En première intention, les interrogations d'ordre social foisonnent. Elles portent sur l'accès à l'emprunt, le logement, l'insertion professionnelle et l'arrêt de travail. Quant à la question «Comment parler du cancer à un enfant», formulée par un père, une mère, un instituteur ou un proche, elle renvoie aussitôt au niveau 2 d'écoute, où se succèdent seize psychologues cliniciens, infirmiers et bénévoles. Par un simple transfert technique, que permet un couplage téléphonique, l'appelant change d'interlocuteur.
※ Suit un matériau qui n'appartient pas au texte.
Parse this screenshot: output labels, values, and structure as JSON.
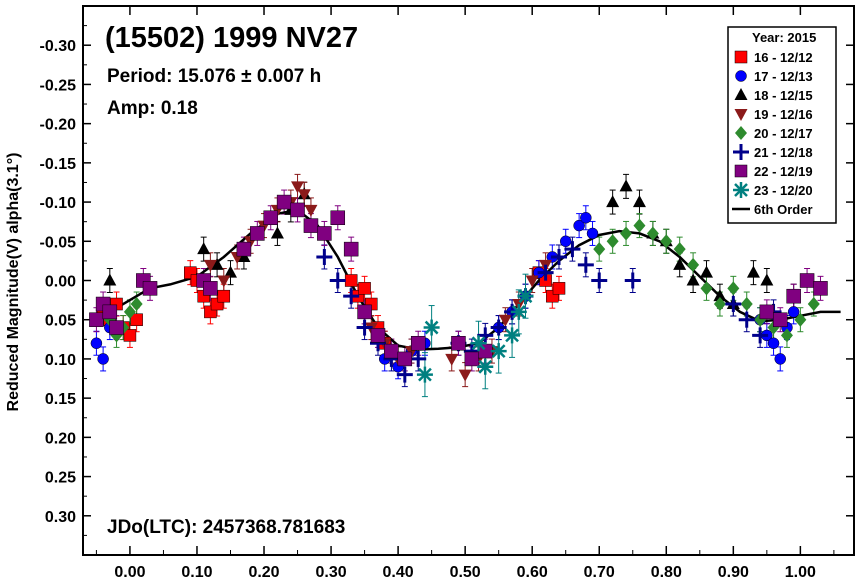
{
  "chart_data": {
    "type": "scatter",
    "title": "(15502) 1999 NV27",
    "period_text": "Period: 15.076 ± 0.007 h",
    "amp_text": "Amp: 0.18",
    "jdo_text": "JDo(LTC): 2457368.781683",
    "ylabel": "Reduced Magnitude(V) alpha(3.1°)",
    "xlabel": "",
    "xlim": [
      -0.07,
      1.08
    ],
    "ylim": [
      -0.35,
      0.35
    ],
    "y_inverted": true,
    "x_ticks": [
      "0.00",
      "0.10",
      "0.20",
      "0.30",
      "0.40",
      "0.50",
      "0.60",
      "0.70",
      "0.80",
      "0.90",
      "1.00"
    ],
    "y_ticks": [
      "-0.30",
      "-0.25",
      "-0.20",
      "-0.15",
      "-0.10",
      "-0.05",
      "0.00",
      "0.05",
      "0.10",
      "0.15",
      "0.20",
      "0.25",
      "0.30"
    ],
    "legend": {
      "title": "Year: 2015",
      "position": "top-right"
    },
    "series": [
      {
        "name": "16 - 12/12",
        "marker": "square",
        "color": "#ff0000",
        "points": [
          [
            -0.04,
            0.04
          ],
          [
            -0.03,
            0.05
          ],
          [
            -0.02,
            0.03
          ],
          [
            -0.01,
            0.06
          ],
          [
            0.0,
            0.07
          ],
          [
            0.01,
            0.05
          ],
          [
            0.09,
            -0.01
          ],
          [
            0.1,
            0.0
          ],
          [
            0.11,
            0.02
          ],
          [
            0.12,
            0.04
          ],
          [
            0.13,
            0.03
          ],
          [
            0.14,
            0.02
          ],
          [
            0.33,
            0.0
          ],
          [
            0.34,
            0.02
          ],
          [
            0.35,
            0.01
          ],
          [
            0.36,
            0.03
          ],
          [
            0.37,
            0.06
          ],
          [
            0.38,
            0.08
          ],
          [
            0.61,
            -0.01
          ],
          [
            0.62,
            0.0
          ],
          [
            0.63,
            0.02
          ],
          [
            0.64,
            0.01
          ]
        ]
      },
      {
        "name": "17 - 12/13",
        "marker": "circle",
        "color": "#0000ff",
        "points": [
          [
            -0.05,
            0.08
          ],
          [
            -0.04,
            0.1
          ],
          [
            -0.03,
            0.06
          ],
          [
            0.38,
            0.1
          ],
          [
            0.4,
            0.11
          ],
          [
            0.42,
            0.09
          ],
          [
            0.44,
            0.08
          ],
          [
            0.55,
            0.06
          ],
          [
            0.57,
            0.04
          ],
          [
            0.59,
            0.02
          ],
          [
            0.61,
            -0.01
          ],
          [
            0.63,
            -0.03
          ],
          [
            0.65,
            -0.05
          ],
          [
            0.67,
            -0.07
          ],
          [
            0.68,
            -0.08
          ],
          [
            0.69,
            -0.06
          ],
          [
            0.94,
            0.05
          ],
          [
            0.95,
            0.07
          ],
          [
            0.96,
            0.08
          ],
          [
            0.97,
            0.1
          ],
          [
            0.98,
            0.06
          ],
          [
            0.99,
            0.04
          ]
        ]
      },
      {
        "name": "18 - 12/15",
        "marker": "triangle-up",
        "color": "#000000",
        "points": [
          [
            -0.03,
            0.0
          ],
          [
            0.11,
            -0.04
          ],
          [
            0.13,
            -0.02
          ],
          [
            0.15,
            -0.01
          ],
          [
            0.17,
            -0.03
          ],
          [
            0.22,
            -0.06
          ],
          [
            0.24,
            -0.09
          ],
          [
            0.26,
            -0.11
          ],
          [
            0.72,
            -0.1
          ],
          [
            0.74,
            -0.12
          ],
          [
            0.76,
            -0.1
          ],
          [
            0.78,
            -0.06
          ],
          [
            0.8,
            -0.05
          ],
          [
            0.82,
            -0.02
          ],
          [
            0.84,
            0.0
          ],
          [
            0.86,
            -0.01
          ],
          [
            0.88,
            0.02
          ],
          [
            0.9,
            0.03
          ],
          [
            0.93,
            -0.01
          ],
          [
            0.95,
            0.0
          ],
          [
            0.99,
            0.02
          ]
        ]
      },
      {
        "name": "19 - 12/16",
        "marker": "triangle-down",
        "color": "#8b1a1a",
        "points": [
          [
            0.12,
            -0.02
          ],
          [
            0.14,
            0.0
          ],
          [
            0.16,
            -0.03
          ],
          [
            0.18,
            -0.05
          ],
          [
            0.2,
            -0.07
          ],
          [
            0.22,
            -0.09
          ],
          [
            0.24,
            -0.1
          ],
          [
            0.25,
            -0.12
          ],
          [
            0.26,
            -0.11
          ],
          [
            0.27,
            -0.09
          ],
          [
            0.36,
            0.06
          ],
          [
            0.38,
            0.08
          ],
          [
            0.4,
            0.1
          ],
          [
            0.42,
            0.09
          ],
          [
            0.48,
            0.1
          ],
          [
            0.5,
            0.12
          ],
          [
            0.52,
            0.1
          ],
          [
            0.54,
            0.09
          ],
          [
            0.56,
            0.05
          ],
          [
            0.58,
            0.03
          ],
          [
            0.6,
            0.0
          ],
          [
            0.62,
            -0.02
          ]
        ]
      },
      {
        "name": "20 - 12/17",
        "marker": "diamond",
        "color": "#2e8b2e",
        "points": [
          [
            -0.03,
            0.05
          ],
          [
            -0.02,
            0.07
          ],
          [
            -0.01,
            0.06
          ],
          [
            0.0,
            0.04
          ],
          [
            0.01,
            0.03
          ],
          [
            0.7,
            -0.04
          ],
          [
            0.72,
            -0.05
          ],
          [
            0.74,
            -0.06
          ],
          [
            0.76,
            -0.07
          ],
          [
            0.78,
            -0.06
          ],
          [
            0.8,
            -0.05
          ],
          [
            0.82,
            -0.04
          ],
          [
            0.84,
            -0.02
          ],
          [
            0.86,
            0.01
          ],
          [
            0.88,
            0.03
          ],
          [
            0.9,
            0.01
          ],
          [
            0.92,
            0.03
          ],
          [
            0.94,
            0.05
          ],
          [
            0.96,
            0.06
          ],
          [
            0.98,
            0.07
          ],
          [
            1.0,
            0.05
          ],
          [
            1.02,
            0.03
          ]
        ]
      },
      {
        "name": "21 - 12/18",
        "marker": "plus",
        "color": "#00008b",
        "points": [
          [
            0.29,
            -0.03
          ],
          [
            0.31,
            0.0
          ],
          [
            0.33,
            0.02
          ],
          [
            0.35,
            0.06
          ],
          [
            0.37,
            0.08
          ],
          [
            0.39,
            0.1
          ],
          [
            0.41,
            0.12
          ],
          [
            0.43,
            0.1
          ],
          [
            0.49,
            0.08
          ],
          [
            0.51,
            0.09
          ],
          [
            0.53,
            0.07
          ],
          [
            0.55,
            0.06
          ],
          [
            0.57,
            0.04
          ],
          [
            0.59,
            0.02
          ],
          [
            0.62,
            -0.01
          ],
          [
            0.64,
            -0.03
          ],
          [
            0.66,
            -0.04
          ],
          [
            0.68,
            -0.02
          ],
          [
            0.7,
            0.0
          ],
          [
            0.75,
            0.0
          ],
          [
            0.9,
            0.03
          ],
          [
            0.92,
            0.05
          ],
          [
            0.94,
            0.07
          ],
          [
            0.96,
            0.04
          ]
        ]
      },
      {
        "name": "22 - 12/19",
        "marker": "big-square",
        "color": "#800080",
        "points": [
          [
            -0.05,
            0.05
          ],
          [
            -0.04,
            0.03
          ],
          [
            -0.03,
            0.04
          ],
          [
            -0.02,
            0.06
          ],
          [
            0.02,
            0.0
          ],
          [
            0.03,
            0.01
          ],
          [
            0.11,
            0.0
          ],
          [
            0.12,
            0.01
          ],
          [
            0.17,
            -0.04
          ],
          [
            0.19,
            -0.06
          ],
          [
            0.21,
            -0.08
          ],
          [
            0.23,
            -0.1
          ],
          [
            0.25,
            -0.09
          ],
          [
            0.27,
            -0.07
          ],
          [
            0.29,
            -0.06
          ],
          [
            0.31,
            -0.08
          ],
          [
            0.33,
            -0.04
          ],
          [
            0.35,
            0.04
          ],
          [
            0.37,
            0.07
          ],
          [
            0.39,
            0.09
          ],
          [
            0.41,
            0.1
          ],
          [
            0.43,
            0.08
          ],
          [
            0.49,
            0.08
          ],
          [
            0.51,
            0.1
          ],
          [
            0.53,
            0.09
          ],
          [
            0.95,
            0.04
          ],
          [
            0.97,
            0.05
          ],
          [
            0.99,
            0.02
          ],
          [
            1.01,
            0.0
          ],
          [
            1.03,
            0.01
          ]
        ]
      },
      {
        "name": "23 - 12/20",
        "marker": "asterisk",
        "color": "#008080",
        "points": [
          [
            0.44,
            0.12
          ],
          [
            0.45,
            0.06
          ],
          [
            0.52,
            0.08
          ],
          [
            0.53,
            0.11
          ],
          [
            0.55,
            0.09
          ],
          [
            0.57,
            0.07
          ],
          [
            0.58,
            0.04
          ],
          [
            0.59,
            0.02
          ]
        ]
      },
      {
        "name": "6th Order",
        "marker": "line",
        "color": "#000000",
        "points": [
          [
            -0.06,
            0.045
          ],
          [
            -0.03,
            0.04
          ],
          [
            0.0,
            0.025
          ],
          [
            0.03,
            0.01
          ],
          [
            0.06,
            0.005
          ],
          [
            0.1,
            -0.005
          ],
          [
            0.14,
            -0.03
          ],
          [
            0.18,
            -0.06
          ],
          [
            0.22,
            -0.085
          ],
          [
            0.25,
            -0.09
          ],
          [
            0.28,
            -0.07
          ],
          [
            0.31,
            -0.03
          ],
          [
            0.34,
            0.02
          ],
          [
            0.37,
            0.06
          ],
          [
            0.4,
            0.083
          ],
          [
            0.43,
            0.088
          ],
          [
            0.46,
            0.087
          ],
          [
            0.49,
            0.085
          ],
          [
            0.52,
            0.08
          ],
          [
            0.55,
            0.06
          ],
          [
            0.58,
            0.03
          ],
          [
            0.61,
            0.0
          ],
          [
            0.64,
            -0.025
          ],
          [
            0.67,
            -0.045
          ],
          [
            0.7,
            -0.058
          ],
          [
            0.73,
            -0.063
          ],
          [
            0.76,
            -0.06
          ],
          [
            0.79,
            -0.05
          ],
          [
            0.82,
            -0.03
          ],
          [
            0.85,
            -0.005
          ],
          [
            0.88,
            0.02
          ],
          [
            0.91,
            0.04
          ],
          [
            0.94,
            0.052
          ],
          [
            0.97,
            0.05
          ],
          [
            1.0,
            0.045
          ],
          [
            1.03,
            0.04
          ],
          [
            1.06,
            0.04
          ]
        ]
      }
    ]
  }
}
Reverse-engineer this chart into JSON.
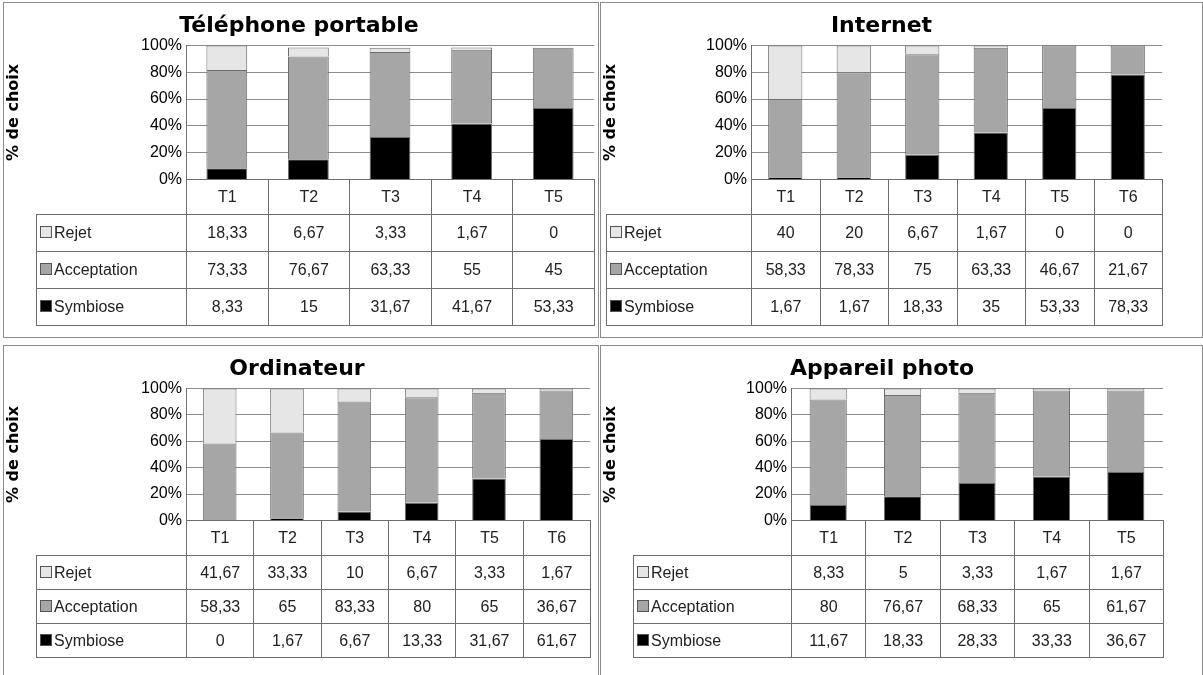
{
  "chart_data": [
    {
      "type": "bar",
      "title": "Téléphone portable",
      "ylabel": "% de choix",
      "categories": [
        "T1",
        "T2",
        "T3",
        "T4",
        "T5"
      ],
      "stacked": true,
      "ylim": [
        0,
        100
      ],
      "yticks": [
        {
          "value": 0,
          "label": "0%"
        },
        {
          "value": 20,
          "label": "20%"
        },
        {
          "value": 40,
          "label": "40%"
        },
        {
          "value": 60,
          "label": "60%"
        },
        {
          "value": 80,
          "label": "80%"
        },
        {
          "value": 100,
          "label": "100%"
        }
      ],
      "grid": "y",
      "legend": "bottom",
      "series": [
        {
          "name": "Symbiose",
          "color": "#000000",
          "values": [
            8.33,
            15,
            31.67,
            41.67,
            53.33
          ],
          "value_labels": [
            "8,33",
            "15",
            "31,67",
            "41,67",
            "53,33"
          ]
        },
        {
          "name": "Acceptation",
          "color": "#a6a6a6",
          "values": [
            73.33,
            76.67,
            63.33,
            55,
            45
          ],
          "value_labels": [
            "73,33",
            "76,67",
            "63,33",
            "55",
            "45"
          ]
        },
        {
          "name": "Rejet",
          "color": "#e6e6e6",
          "values": [
            18.33,
            6.67,
            3.33,
            1.67,
            0
          ],
          "value_labels": [
            "18,33",
            "6,67",
            "3,33",
            "1,67",
            "0"
          ]
        }
      ]
    },
    {
      "type": "bar",
      "title": "Internet",
      "ylabel": "% de choix",
      "categories": [
        "T1",
        "T2",
        "T3",
        "T4",
        "T5",
        "T6"
      ],
      "stacked": true,
      "ylim": [
        0,
        100
      ],
      "yticks": [
        {
          "value": 0,
          "label": "0%"
        },
        {
          "value": 20,
          "label": "20%"
        },
        {
          "value": 40,
          "label": "40%"
        },
        {
          "value": 60,
          "label": "60%"
        },
        {
          "value": 80,
          "label": "80%"
        },
        {
          "value": 100,
          "label": "100%"
        }
      ],
      "grid": "y",
      "legend": "bottom",
      "series": [
        {
          "name": "Symbiose",
          "color": "#000000",
          "values": [
            1.67,
            1.67,
            18.33,
            35,
            53.33,
            78.33
          ],
          "value_labels": [
            "1,67",
            "1,67",
            "18,33",
            "35",
            "53,33",
            "78,33"
          ]
        },
        {
          "name": "Acceptation",
          "color": "#a6a6a6",
          "values": [
            58.33,
            78.33,
            75,
            63.33,
            46.67,
            21.67
          ],
          "value_labels": [
            "58,33",
            "78,33",
            "75",
            "63,33",
            "46,67",
            "21,67"
          ]
        },
        {
          "name": "Rejet",
          "color": "#e6e6e6",
          "values": [
            40,
            20,
            6.67,
            1.67,
            0,
            0
          ],
          "value_labels": [
            "40",
            "20",
            "6,67",
            "1,67",
            "0",
            "0"
          ]
        }
      ]
    },
    {
      "type": "bar",
      "title": "Ordinateur",
      "ylabel": "% de choix",
      "categories": [
        "T1",
        "T2",
        "T3",
        "T4",
        "T5",
        "T6"
      ],
      "stacked": true,
      "ylim": [
        0,
        100
      ],
      "yticks": [
        {
          "value": 0,
          "label": "0%"
        },
        {
          "value": 20,
          "label": "20%"
        },
        {
          "value": 40,
          "label": "40%"
        },
        {
          "value": 60,
          "label": "60%"
        },
        {
          "value": 80,
          "label": "80%"
        },
        {
          "value": 100,
          "label": "100%"
        }
      ],
      "grid": "y",
      "legend": "bottom",
      "series": [
        {
          "name": "Symbiose",
          "color": "#000000",
          "values": [
            0,
            1.67,
            6.67,
            13.33,
            31.67,
            61.67
          ],
          "value_labels": [
            "0",
            "1,67",
            "6,67",
            "13,33",
            "31,67",
            "61,67"
          ]
        },
        {
          "name": "Acceptation",
          "color": "#a6a6a6",
          "values": [
            58.33,
            65,
            83.33,
            80,
            65,
            36.67
          ],
          "value_labels": [
            "58,33",
            "65",
            "83,33",
            "80",
            "65",
            "36,67"
          ]
        },
        {
          "name": "Rejet",
          "color": "#e6e6e6",
          "values": [
            41.67,
            33.33,
            10,
            6.67,
            3.33,
            1.67
          ],
          "value_labels": [
            "41,67",
            "33,33",
            "10",
            "6,67",
            "3,33",
            "1,67"
          ]
        }
      ]
    },
    {
      "type": "bar",
      "title": "Appareil photo",
      "ylabel": "% de choix",
      "categories": [
        "T1",
        "T2",
        "T3",
        "T4",
        "T5"
      ],
      "stacked": true,
      "ylim": [
        0,
        100
      ],
      "yticks": [
        {
          "value": 0,
          "label": "0%"
        },
        {
          "value": 20,
          "label": "20%"
        },
        {
          "value": 40,
          "label": "40%"
        },
        {
          "value": 60,
          "label": "60%"
        },
        {
          "value": 80,
          "label": "80%"
        },
        {
          "value": 100,
          "label": "100%"
        }
      ],
      "grid": "y",
      "legend": "bottom",
      "series": [
        {
          "name": "Symbiose",
          "color": "#000000",
          "values": [
            11.67,
            18.33,
            28.33,
            33.33,
            36.67
          ],
          "value_labels": [
            "11,67",
            "18,33",
            "28,33",
            "33,33",
            "36,67"
          ]
        },
        {
          "name": "Acceptation",
          "color": "#a6a6a6",
          "values": [
            80,
            76.67,
            68.33,
            65,
            61.67
          ],
          "value_labels": [
            "80",
            "76,67",
            "68,33",
            "65",
            "61,67"
          ]
        },
        {
          "name": "Rejet",
          "color": "#e6e6e6",
          "values": [
            8.33,
            5,
            3.33,
            1.67,
            1.67
          ],
          "value_labels": [
            "8,33",
            "5",
            "3,33",
            "1,67",
            "1,67"
          ]
        }
      ]
    }
  ]
}
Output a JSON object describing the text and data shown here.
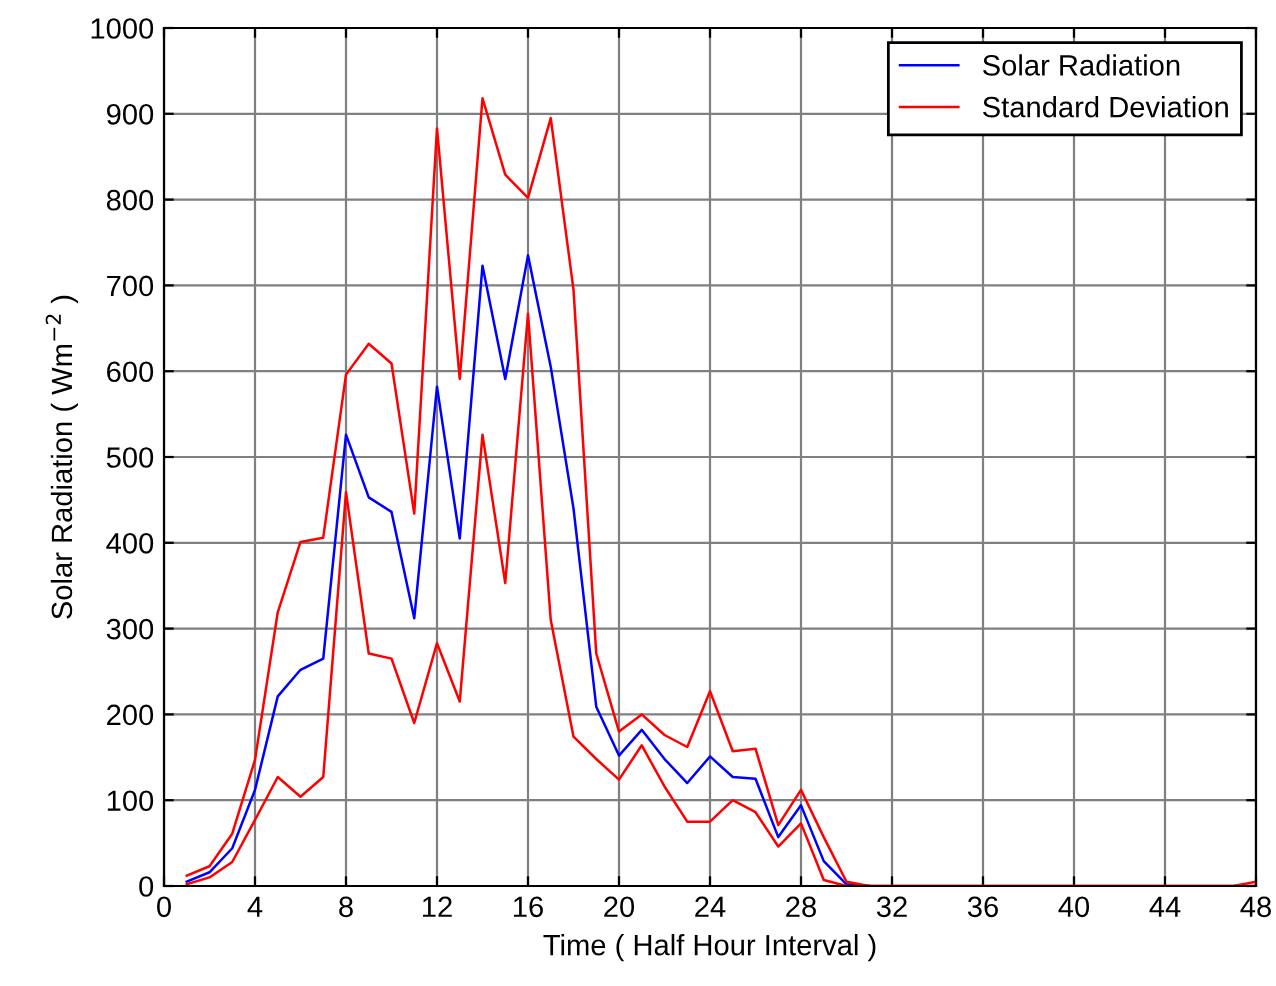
{
  "chart_data": {
    "type": "line",
    "xlabel": "Time ( Half Hour Interval )",
    "ylabel": "Solar Radiation ( Wm$^{−2}$ )",
    "x": [
      1,
      2,
      3,
      4,
      5,
      6,
      7,
      8,
      9,
      10,
      11,
      12,
      13,
      14,
      15,
      16,
      17,
      18,
      19,
      20,
      21,
      22,
      23,
      24,
      25,
      26,
      27,
      28,
      29,
      30,
      31,
      32,
      33,
      34,
      35,
      36,
      37,
      38,
      39,
      40,
      41,
      42,
      43,
      44,
      45,
      46,
      47,
      48
    ],
    "series": [
      {
        "name": "Solar Radiation",
        "color": "#0000ff",
        "values": [
          5,
          16,
          44,
          112,
          221,
          252,
          265,
          526,
          453,
          436,
          312,
          582,
          405,
          723,
          591,
          735,
          605,
          440,
          209,
          152,
          182,
          148,
          120,
          151,
          127,
          125,
          57,
          94,
          29,
          2,
          0,
          null,
          null,
          null,
          null,
          null,
          null,
          null,
          null,
          null,
          null,
          null,
          null,
          null,
          null,
          null,
          null,
          null
        ]
      },
      {
        "name": "Standard Deviation",
        "color": "#ff0000",
        "values": [
          12,
          23,
          61,
          147,
          319,
          401,
          406,
          596,
          632,
          609,
          434,
          883,
          591,
          918,
          829,
          802,
          895,
          695,
          271,
          180,
          200,
          176,
          162,
          227,
          157,
          160,
          71,
          112,
          57,
          5,
          0,
          0,
          0,
          0,
          0,
          0,
          0,
          0,
          0,
          0,
          0,
          0,
          0,
          0,
          0,
          0,
          0,
          5
        ]
      },
      {
        "color": "#ff0000",
        "values": [
          2,
          10,
          28,
          77,
          127,
          104,
          127,
          459,
          271,
          265,
          190,
          283,
          215,
          526,
          353,
          667,
          310,
          174,
          148,
          124,
          164,
          116,
          75,
          75,
          100,
          86,
          46,
          73,
          7,
          0,
          0,
          0,
          0,
          0,
          0,
          0,
          0,
          0,
          0,
          0,
          0,
          0,
          0,
          0,
          0,
          0,
          0,
          0
        ]
      }
    ],
    "xlim": [
      0,
      48
    ],
    "xticks": [
      0,
      4,
      8,
      12,
      16,
      20,
      24,
      28,
      32,
      36,
      40,
      44,
      48
    ],
    "ylim": [
      0,
      1000
    ],
    "yticks": [
      0,
      100,
      200,
      300,
      400,
      500,
      600,
      700,
      800,
      900,
      1000
    ],
    "grid": true,
    "legend": "top right",
    "marker": "none",
    "line_style": "solid"
  }
}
Il est mis en confiance pour s'exprimer, «se délivrer, toujours anonymement bien entendu». A ce stade, «il est important de laisser la personne parler, de verbaliser ses sentiments», afin qu'elle prenne conscience de ses propres ressources. «C'est elle qui dispose des armes appropriées pour faire face à la maladie.» Tout ce qui touche aux pathologies cancéreuses entre dans le niveau 2. Par exemple, l'inquiétude d'un homme ou d'une femme endeuillés ou en fin de vie, le mal-être d'un patient après l'annonce du diagnostic, dans l'attente d'un traitement, ou lors de sa sortie de soins.
Contrairement à l'écoute de première intention, d'une durée moyenne de 7 à 8 minutes, celle de deuxième intention prend de 25 à 30 minutes. Le quart des 150 à 160 appels quotidiens basculent sur des intervenants psy. Le Dr Marc Keller parle alors d' «écoute active».
Des démarches à suivre, plutôt que du prêt-à-porter.
Cancer Info Service, doté d'un budget de fonctionnement annuel de 1 million et demi d'euros, offre une permanence juridique, assurée par trois avocats bénévoles du barreau de Paris, complétée depuis septembre 2006 par le service « assurabilité » (quatre conseillers techniques et deux superviseurs) de la Lncc. Là encore, les écoutants ne délivrent pas un «prêt-à-porter» à des questionnements personnalisés, mais indiquent des démarches à suivre, des voies de recours à emprunter, des comportements à modifier ou à adopter.
Régulièrement, les écoutants sont formés à l'écoute ou à la «réécoute». Quelques-uns parmi eux actualisent leurs connaissances scientifiques, grâce à un encadrementmédical composé de trois praticiens, dont deux cancérologues. Cela se fait à raison de deux ou trois séances hebdomadaires, parfois informelles ou de type magistral. Au total, quelque 48 000 appels sont pris en charge chaque année. Aux malades, comme à leur famille ou à leurs proches, Cancer Info Service apporte un soutien humain et un secours scientifique, social ou juridique qui s'appuie sur «des informations objectives et validées». «Nous nous employons, pour l'essentiel, à rompre l'isolement, en complément de l'action du médecin traitant et des équipes soignantes», insiste le Dr Keller.